This package includes all code neccessary to run simulation and generate figues for the paper "Controls on Surface Water Carbonate Chemistry along North American Ocean Margins" by Cai et al.
Background and boundary conditions
To study the relationships that control surface ocean carbonate parameters and air-sea CO2 fluxes, we use a box model to representing an idealized mixed layer. The box model is simulating the carbonate systems as a homogenous surface-ocean water mass located either in the North-West Atlantic (NWA, 40.1-42.5°N, 69.2-67.5°W), South Atlantic Bight (28.3°N–29.7°N, 77.6°W–79.2°W), or the California Current System (CCS, 40.8–41.6°N, 124.5–125°W). The model is driven by realistic temperatures and salinities from the Mercator 1/12° data-assimilated General Circulation Model with a daily resolution in time[^1].
Biological production is assessed from weekly averages of daily changes in satellite derived Chlorophyll for the year 2015 using the daily MODIS aqua 4-km Level 3 product (NASA Goddard Space Flight Center, Ocean Ecology Laboratory, Ocean Biology Processing Group. Moderate-resolution Imaging Spectroradiometer (MODIS) Aqua Chlorophyll Data; 2018 Reprocessing. NASA OB.DAAC, Greenbelt, MD, USA. doi: data/10.5067/AQUA/MODIS/L3M/CHL/2018. Accessed on 10/02/2019) or for the year 2016 for the west coast box. We use extract daily time series for each grid cell that falls within the NWA, SAB and CCS model regions, identify all pairs of consecutive days with valid data and convert changes in Chl to a carbon flux by using a fixed C:Chl ratio of 60 (Ref63).

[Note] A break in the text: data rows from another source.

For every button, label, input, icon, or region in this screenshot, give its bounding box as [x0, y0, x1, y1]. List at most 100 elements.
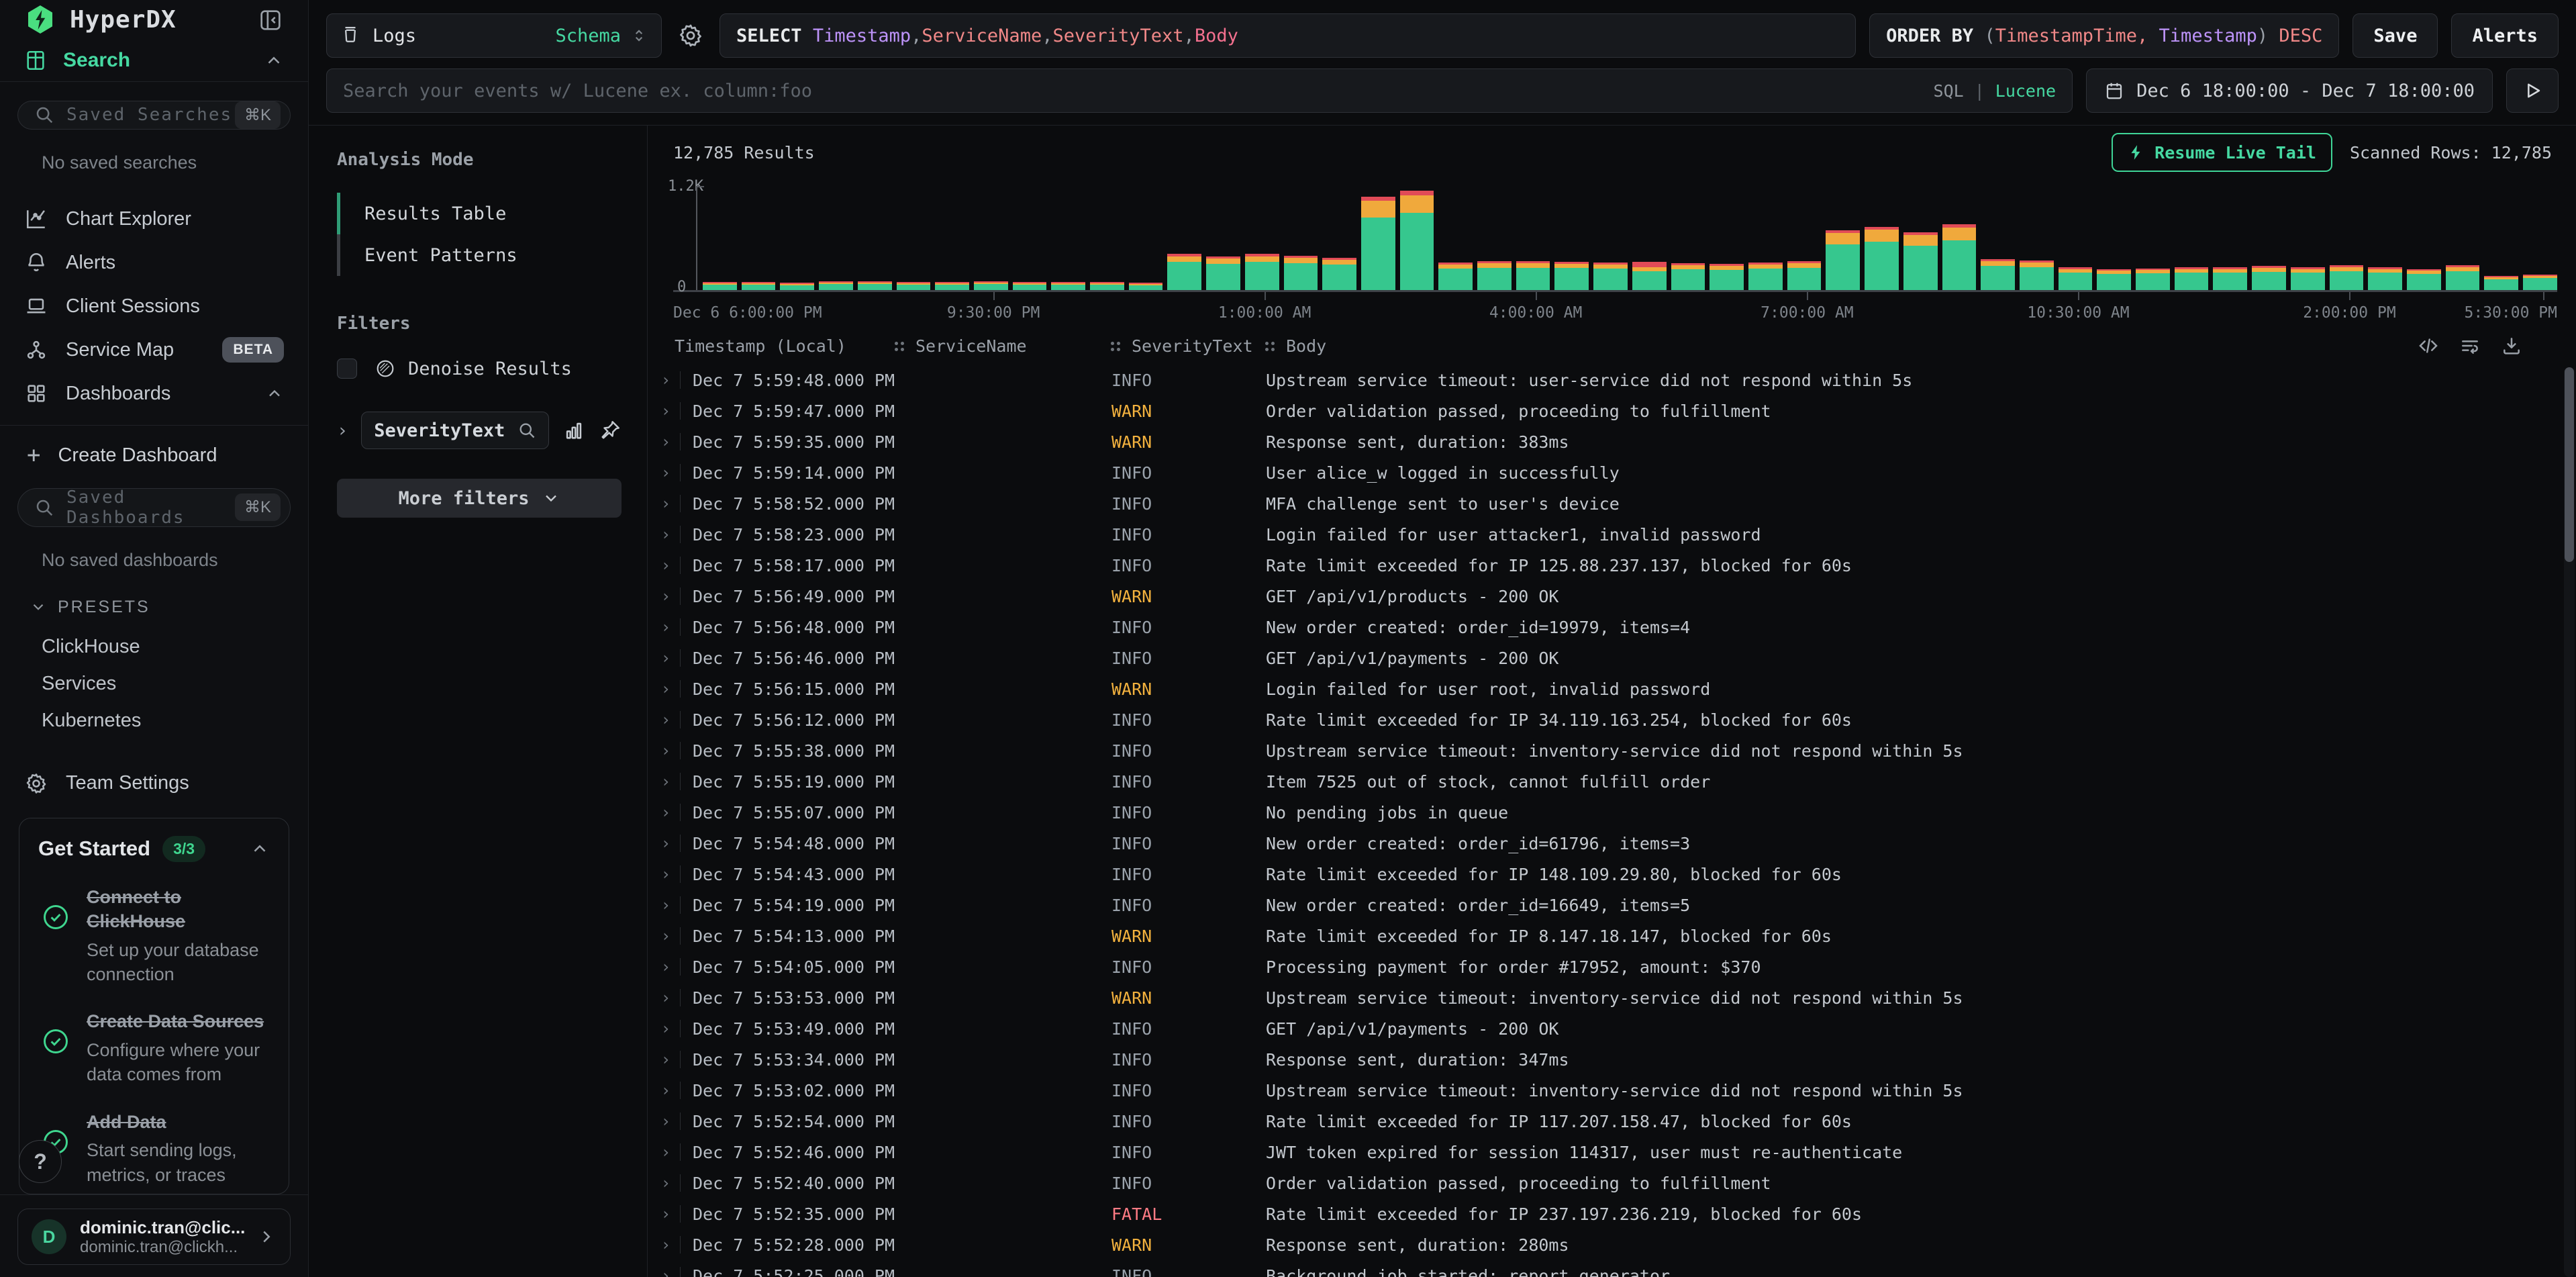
- code-view-icon[interactable]: [2418, 335, 2439, 357]
- histogram-bar[interactable]: [2175, 267, 2209, 290]
- histogram-bar[interactable]: [2252, 266, 2286, 290]
- lang-lucene-option[interactable]: Lucene: [1995, 81, 2056, 101]
- histogram-bar[interactable]: [2020, 261, 2054, 290]
- table-row[interactable]: ›Dec 7 5:52:25.000 PMINFOBackground job …: [657, 1260, 2576, 1277]
- table-row[interactable]: ›Dec 7 5:58:23.000 PMINFOLogin failed fo…: [657, 519, 2576, 550]
- table-row[interactable]: ›Dec 7 5:56:12.000 PMINFORate limit exce…: [657, 704, 2576, 735]
- histogram-bar[interactable]: [1245, 254, 1279, 290]
- preset-kubernetes[interactable]: Kubernetes: [42, 710, 308, 732]
- histogram-bar[interactable]: [1477, 261, 1512, 290]
- saved-searches-input[interactable]: Saved Searches ⌘K: [17, 101, 291, 130]
- drag-handle-icon[interactable]: [1265, 342, 1269, 345]
- sidebar-section-search[interactable]: Search: [0, 40, 308, 81]
- source-settings-gear-icon[interactable]: [678, 23, 703, 48]
- pin-icon[interactable]: [599, 419, 622, 442]
- histogram-bar[interactable]: [1671, 263, 1705, 290]
- table-row[interactable]: ›Dec 7 5:56:48.000 PMINFONew order creat…: [657, 612, 2576, 643]
- table-row[interactable]: ›Dec 7 5:59:14.000 PMINFOUser alice_w lo…: [657, 457, 2576, 488]
- lang-sql-option[interactable]: SQL: [1934, 81, 1964, 101]
- histogram-bar[interactable]: [1554, 262, 1589, 290]
- search-icon[interactable]: [517, 421, 536, 440]
- histogram-bar[interactable]: [935, 282, 969, 290]
- table-row[interactable]: ›Dec 7 5:59:35.000 PMWARNResponse sent, …: [657, 426, 2576, 457]
- tab-results-table[interactable]: Results Table: [337, 193, 622, 234]
- histogram-bar[interactable]: [1748, 263, 1783, 290]
- histogram-bar[interactable]: [1787, 261, 1822, 290]
- tab-event-patterns[interactable]: Event Patterns: [337, 234, 622, 276]
- table-row[interactable]: ›Dec 7 5:52:35.000 PMFATALRate limit exc…: [657, 1198, 2576, 1229]
- date-range-picker[interactable]: Dec 6 18:00:00 - Dec 7 18:00:00: [2086, 68, 2493, 113]
- get-started-item-datasources[interactable]: Create Data Sources Configure where your…: [38, 1009, 270, 1086]
- histogram-bar[interactable]: [1167, 254, 1201, 290]
- histogram-bar[interactable]: [1826, 230, 1860, 290]
- table-row[interactable]: ›Dec 7 5:58:17.000 PMINFORate limit exce…: [657, 550, 2576, 581]
- table-row[interactable]: ›Dec 7 5:53:49.000 PMINFOGET /api/v1/pay…: [657, 1013, 2576, 1044]
- help-button[interactable]: ?: [19, 1140, 62, 1183]
- sidebar-item-alerts[interactable]: Alerts: [0, 241, 308, 285]
- table-row[interactable]: ›Dec 7 5:55:07.000 PMINFONo pending jobs…: [657, 797, 2576, 828]
- histogram-bar[interactable]: [1710, 264, 1744, 290]
- drag-handle-icon[interactable]: [895, 342, 898, 345]
- table-row[interactable]: ›Dec 7 5:52:28.000 PMWARNResponse sent, …: [657, 1229, 2576, 1260]
- table-row[interactable]: ›Dec 7 5:53:34.000 PMINFOResponse sent, …: [657, 1044, 2576, 1075]
- column-header-severitytext[interactable]: SeverityText: [1111, 336, 1265, 356]
- download-icon[interactable]: [2501, 335, 2522, 357]
- table-row[interactable]: ›Dec 7 5:52:54.000 PMINFORate limit exce…: [657, 1106, 2576, 1137]
- sidebar-item-chart-explorer[interactable]: Chart Explorer: [0, 197, 308, 241]
- run-query-button[interactable]: [2506, 68, 2559, 113]
- select-columns-input[interactable]: SELECT Timestamp,ServiceName,SeverityTex…: [720, 13, 1856, 58]
- more-filters-button[interactable]: More filters: [337, 479, 622, 518]
- user-menu[interactable]: D dominic.tran@clic... dominic.tran@clic…: [17, 1209, 291, 1265]
- table-row[interactable]: ›Dec 7 5:55:38.000 PMINFOUpstream servic…: [657, 735, 2576, 766]
- histogram-bar[interactable]: [2368, 267, 2402, 290]
- get-started-item-adddata[interactable]: Add Data Start sending logs, metrics, or…: [38, 1110, 270, 1187]
- histogram-bar[interactable]: [1206, 256, 1240, 290]
- histogram-bar[interactable]: [1090, 282, 1124, 290]
- save-button[interactable]: Save: [2352, 13, 2438, 58]
- sidebar-item-client-sessions[interactable]: Client Sessions: [0, 285, 308, 328]
- column-header-timestamp[interactable]: Timestamp (Local): [657, 336, 895, 356]
- histogram-bar[interactable]: [1981, 259, 2015, 290]
- table-row[interactable]: ›Dec 7 5:56:49.000 PMWARNGET /api/v1/pro…: [657, 581, 2576, 612]
- histogram-bar[interactable]: [1361, 197, 1395, 290]
- histogram-bar[interactable]: [2291, 267, 2325, 290]
- sidebar-collapse-icon[interactable]: [257, 7, 284, 34]
- table-row[interactable]: ›Dec 7 5:52:40.000 PMINFOOrder validatio…: [657, 1168, 2576, 1198]
- histogram-bar[interactable]: [1903, 232, 1938, 290]
- get-started-item-connect[interactable]: Connect to ClickHouse Set up your databa…: [38, 885, 270, 987]
- histogram-bar[interactable]: [742, 282, 776, 290]
- event-search-input[interactable]: Search your events w/ Lucene ex. column:…: [326, 68, 2073, 113]
- saved-dashboards-input[interactable]: Saved Dashboards ⌘K: [17, 488, 291, 527]
- table-row[interactable]: ›Dec 7 5:54:43.000 PMINFORate limit exce…: [657, 859, 2576, 890]
- histogram-bar[interactable]: [2407, 269, 2441, 290]
- chevron-right-icon[interactable]: ›: [337, 420, 348, 441]
- histogram-bar[interactable]: [1516, 261, 1550, 290]
- histogram-bar[interactable]: [974, 281, 1008, 290]
- table-row[interactable]: ›Dec 7 5:54:05.000 PMINFOProcessing paym…: [657, 951, 2576, 982]
- histogram-bar[interactable]: [2446, 265, 2480, 290]
- table-row[interactable]: ›Dec 7 5:54:19.000 PMINFONew order creat…: [657, 890, 2576, 920]
- source-select[interactable]: Logs Schema: [326, 13, 662, 58]
- histogram-bar[interactable]: [1284, 256, 1318, 290]
- alerts-button[interactable]: Alerts: [2451, 13, 2559, 58]
- sidebar-item-team-settings[interactable]: Team Settings: [0, 769, 308, 798]
- get-started-header[interactable]: Get Started 3/3: [38, 836, 270, 862]
- histogram-bar[interactable]: [858, 281, 892, 290]
- histogram-bar[interactable]: [2330, 265, 2364, 290]
- table-row[interactable]: ›Dec 7 5:54:48.000 PMINFONew order creat…: [657, 828, 2576, 859]
- sidebar-item-service-map[interactable]: Service Map BETA: [0, 328, 308, 372]
- histogram-bar[interactable]: [2059, 267, 2093, 290]
- table-row[interactable]: ›Dec 7 5:59:48.000 PMINFOUpstream servic…: [657, 365, 2576, 395]
- chevron-up-icon[interactable]: [265, 384, 284, 403]
- column-header-servicename[interactable]: ServiceName: [895, 336, 1111, 356]
- table-row[interactable]: ›Dec 7 5:52:46.000 PMINFOJWT token expir…: [657, 1137, 2576, 1168]
- scrollbar-thumb[interactable]: [2565, 367, 2574, 562]
- create-dashboard-button[interactable]: + Create Dashboard: [0, 441, 308, 469]
- table-row[interactable]: ›Dec 7 5:54:13.000 PMWARNRate limit exce…: [657, 920, 2576, 951]
- denoise-results-toggle[interactable]: Denoise Results: [337, 358, 622, 379]
- sidebar-item-dashboards[interactable]: Dashboards: [0, 372, 308, 416]
- histogram-bar[interactable]: [2523, 275, 2557, 290]
- presets-toggle[interactable]: PRESETS: [30, 598, 308, 617]
- histogram-bar[interactable]: [2136, 269, 2170, 290]
- histogram-bar[interactable]: [1865, 227, 1899, 290]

The resulting weekly averages are interpolated to daily time series. The resulting change in DIC is significantly smaller than other sources and sinks in the current study.
Winds are prescribed to 7 m/s in the summer and 10.5 m/s in the winter, to be consistent with representative wind data from the NOAA/Seawinds blended wind data set62. Winter mixing in NWA is simulated by adding 0.1 mmol m-3 DIC daily from October through February (over 155 days). The value is based on a scaling analysis of vertical DIC gradients and diffusivity estimates in the region based on observational in 2015 in the NWA region and 2016 in the CCS. Literature values of physical vertical diffusion combined with vertical profiles of DIC from the ECOA 2015 cruse suggests that diffusive transports of DIC is negligible during summer. We use constant winds to minimize noise and to isolate the effect by changes in solubility on the carbonate system. Atmospheric pCO2 is set to 395 μatm. All carbonate equilibria and concentrations are calculated using the CO2SYS package.